No. Not a man, but a boy. The prisoner's pale bony frame had the unfinished look of a boy just starting his last growth, all knobby bones and hairless skin. They'd put a rope around the boy's neck and flung the end over a branch to tether him while they tormented him. Their game for the moment was to pelt him with rotten vegetables and fruit, clods of dirt and stones. He staggered in a ragged dance until the rope jerked him upright like a marionette. Jonathan winced as a stone caught the boy in the chest.
“Well, Phizzy,” he whispered, “at least we ain't too late.” He drew out Eldad's ancient pistols. There'd only been enough powder for one shot, if the damned thing worked at all. One pistol for noise and the other for show, and he prayed nobody called his bluff. He knotted the reins and let them fall on Phizzy's withers. With one pistol in each hand, he gave Phizzy his head and pressed him into a trot, then a canter.
Phizzy scattered the men and whirled to a stop next to the staggering boy. Jonathan fired the first pistol over the men's heads. Phizzy let out a bloodcurdling scream and reared, hooves pawing the air. The fire's glow made the misshapen gelding look like the devil's own horse. Pride warmed Jonathan's heart. Phizzy was old, but he still remembered his playacting days.
“Christ!” one of the men called out.
Jonathan dropped the discharged pistol and leveled the second one at the crowd. “A fine lot of murderers you are to be calling on the Lord.” Phizzy pawed the ground with his front hooves as if he couldn't wait to tear into the mob. The men fell back a pace. At Jonathan's signal, Phizzy bared his teeth and snapped them together with a sharp click.
The men retreated farther. Two dozen drink-blurred eyes tried to fathom who the strange rider was. The smith solved the puzzle first. “It's Sophie Taylor's cousin, that peddler fella.”
Jonathan focused on the blacksmith, who was no doubt the leader of this pack of idiots. “Who do you think you are, almighty God, to be killing folk outside the law?”
Fairley said, “We're only giving him what he deserves: a little tar, a few feathers . . .”
“It's better than he gave them folks inâinâ” The speaker hesitated. Bleary-eyed, he glanced around for somebody to finish his sentence for him.
“In where?” Jonathan demanded.
More than half a dozen towns were named and quarreled over.
“And what did he do in wherever it was?”
Arguments broke out over the number of folk the boy had slaughtered and how he'd done it.
Jonathan edged Phizzy between the prisoner and the crowd.

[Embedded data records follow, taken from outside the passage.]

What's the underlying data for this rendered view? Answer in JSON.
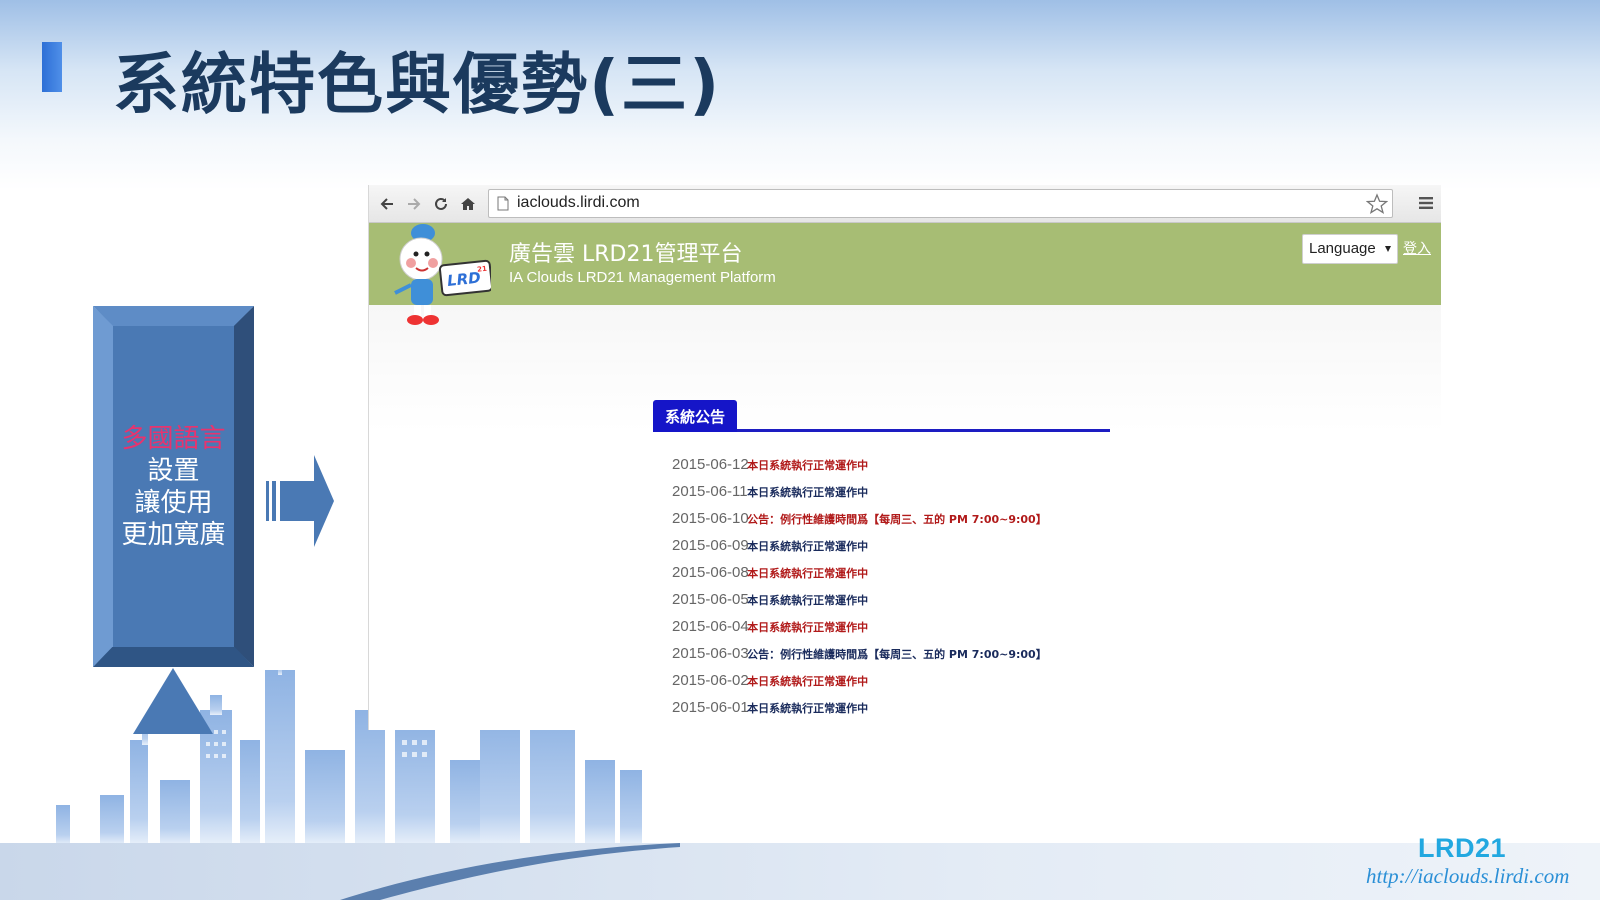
{
  "slide": {
    "title": "系統特色與優勢(三)",
    "feature_box": {
      "highlight": "多國語言",
      "lines": [
        "設置",
        "讓使用",
        "更加寬廣"
      ]
    },
    "brand_name": "LRD21",
    "brand_url": "http://iaclouds.lirdi.com",
    "colors": {
      "title": "#1b3a5e",
      "feature_box": "#4a79b4",
      "highlight": "#e8336e",
      "brand": "#22a8e0"
    }
  },
  "browser": {
    "url": "iaclouds.lirdi.com",
    "toolbar_icons": [
      "back-arrow-icon",
      "forward-arrow-icon",
      "reload-icon",
      "home-icon",
      "page-icon",
      "bookmark-star-icon",
      "menu-icon"
    ],
    "site": {
      "title": "廣告雲 LRD21管理平台",
      "subtitle": "IA Clouds LRD21 Management Platform",
      "logo_text": "LRD",
      "logo_superscript": "21",
      "language_selected": "Language",
      "login_label": "登入",
      "header_color": "#a7bd74"
    },
    "announcements": {
      "tab_label": "系統公告",
      "tab_color": "#1515c8",
      "items": [
        {
          "date": "2015-06-12",
          "text": "本日系統執行正常運作中",
          "color": "red"
        },
        {
          "date": "2015-06-11",
          "text": "本日系統執行正常運作中",
          "color": "navy"
        },
        {
          "date": "2015-06-10",
          "text": "公告：例行性維護時間爲【每周三、五的 PM 7:00~9:00】",
          "color": "red"
        },
        {
          "date": "2015-06-09",
          "text": "本日系統執行正常運作中",
          "color": "navy"
        },
        {
          "date": "2015-06-08",
          "text": "本日系統執行正常運作中",
          "color": "red"
        },
        {
          "date": "2015-06-05",
          "text": "本日系統執行正常運作中",
          "color": "navy"
        },
        {
          "date": "2015-06-04",
          "text": "本日系統執行正常運作中",
          "color": "red"
        },
        {
          "date": "2015-06-03",
          "text": "公告：例行性維護時間爲【每周三、五的 PM 7:00~9:00】",
          "color": "navy"
        },
        {
          "date": "2015-06-02",
          "text": "本日系統執行正常運作中",
          "color": "red"
        },
        {
          "date": "2015-06-01",
          "text": "本日系統執行正常運作中",
          "color": "navy"
        }
      ]
    }
  }
}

When the gelding's shoulder brushed the boy's, Jonathan grabbed the trembling boy's arm and pulled him closer. “My, my, such a dangerous boy,” Jonathan shouted. “He must'a depopulated half'a New England.” The prisoner tensed as Jonathan's fingers
groped for the noose and eased it loose. “I'm glad to see he didn't hurt you none. He must weigh all of a hundred pounds.”

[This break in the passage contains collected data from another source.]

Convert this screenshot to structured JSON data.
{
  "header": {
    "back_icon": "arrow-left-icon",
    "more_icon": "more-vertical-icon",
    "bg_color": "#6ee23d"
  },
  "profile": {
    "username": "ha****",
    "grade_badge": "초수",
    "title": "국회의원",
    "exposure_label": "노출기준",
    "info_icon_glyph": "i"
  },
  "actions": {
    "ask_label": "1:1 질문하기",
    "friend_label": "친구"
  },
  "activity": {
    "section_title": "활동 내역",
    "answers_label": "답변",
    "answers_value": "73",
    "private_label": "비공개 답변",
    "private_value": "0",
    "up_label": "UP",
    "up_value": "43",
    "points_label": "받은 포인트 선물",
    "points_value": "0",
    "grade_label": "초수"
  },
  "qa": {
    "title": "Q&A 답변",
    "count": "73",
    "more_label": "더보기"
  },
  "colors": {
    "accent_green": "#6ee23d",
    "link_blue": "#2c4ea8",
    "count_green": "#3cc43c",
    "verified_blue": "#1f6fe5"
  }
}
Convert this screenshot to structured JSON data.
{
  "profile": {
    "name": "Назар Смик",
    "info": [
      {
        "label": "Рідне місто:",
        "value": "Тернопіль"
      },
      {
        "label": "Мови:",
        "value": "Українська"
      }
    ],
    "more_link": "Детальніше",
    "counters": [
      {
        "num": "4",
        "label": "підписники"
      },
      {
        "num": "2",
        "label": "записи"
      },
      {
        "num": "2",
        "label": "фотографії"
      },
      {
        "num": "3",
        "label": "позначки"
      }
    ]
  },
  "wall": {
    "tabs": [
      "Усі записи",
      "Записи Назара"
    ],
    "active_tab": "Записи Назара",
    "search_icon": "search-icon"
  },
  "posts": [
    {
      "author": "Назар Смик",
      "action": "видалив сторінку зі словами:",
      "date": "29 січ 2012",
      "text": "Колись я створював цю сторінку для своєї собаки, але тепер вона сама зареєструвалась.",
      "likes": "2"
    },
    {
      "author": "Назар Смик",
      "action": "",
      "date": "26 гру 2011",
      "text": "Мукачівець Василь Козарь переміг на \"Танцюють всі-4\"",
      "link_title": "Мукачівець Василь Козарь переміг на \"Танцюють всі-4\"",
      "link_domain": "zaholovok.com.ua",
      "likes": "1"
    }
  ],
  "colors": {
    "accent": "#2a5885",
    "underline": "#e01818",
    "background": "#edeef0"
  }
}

“A small man can be just as dangerous as a big one,” said a brawny ox of a fellow.
“Seems to me there's a good lot of small men here.” Jonathan worked the rope free and slipped it from the boy's neck. He reached for the hood, but the boy collapsed to the ground in a shuddering heap.

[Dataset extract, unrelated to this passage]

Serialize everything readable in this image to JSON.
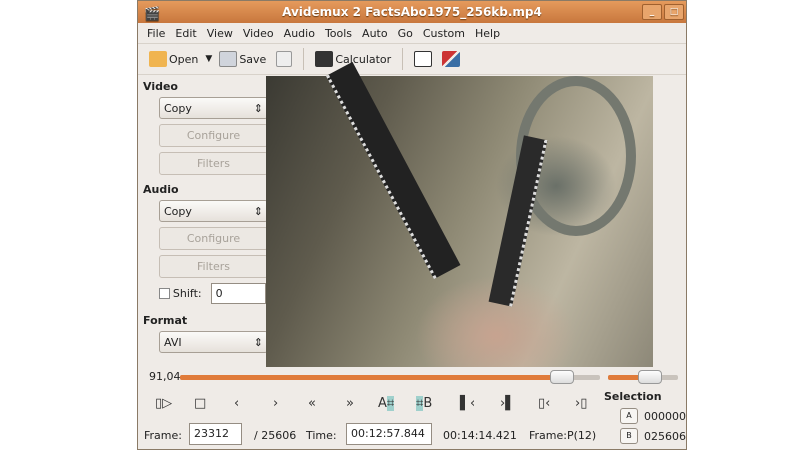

The prisoner's fall galvanized the mob. With a cry, they surged forward. Jonathan leveled the empty pistol and coaxed Phizzy into another show of snapping teeth and pawing hooves.
The blacksmith was the only who stood his ground. “What's he to you, peddler?”
Jonathan shrugged. “Nothing. Only I hate to see a good man hanged.”
“Good?” The men repeated the word almost as one, then burst into angry laughter.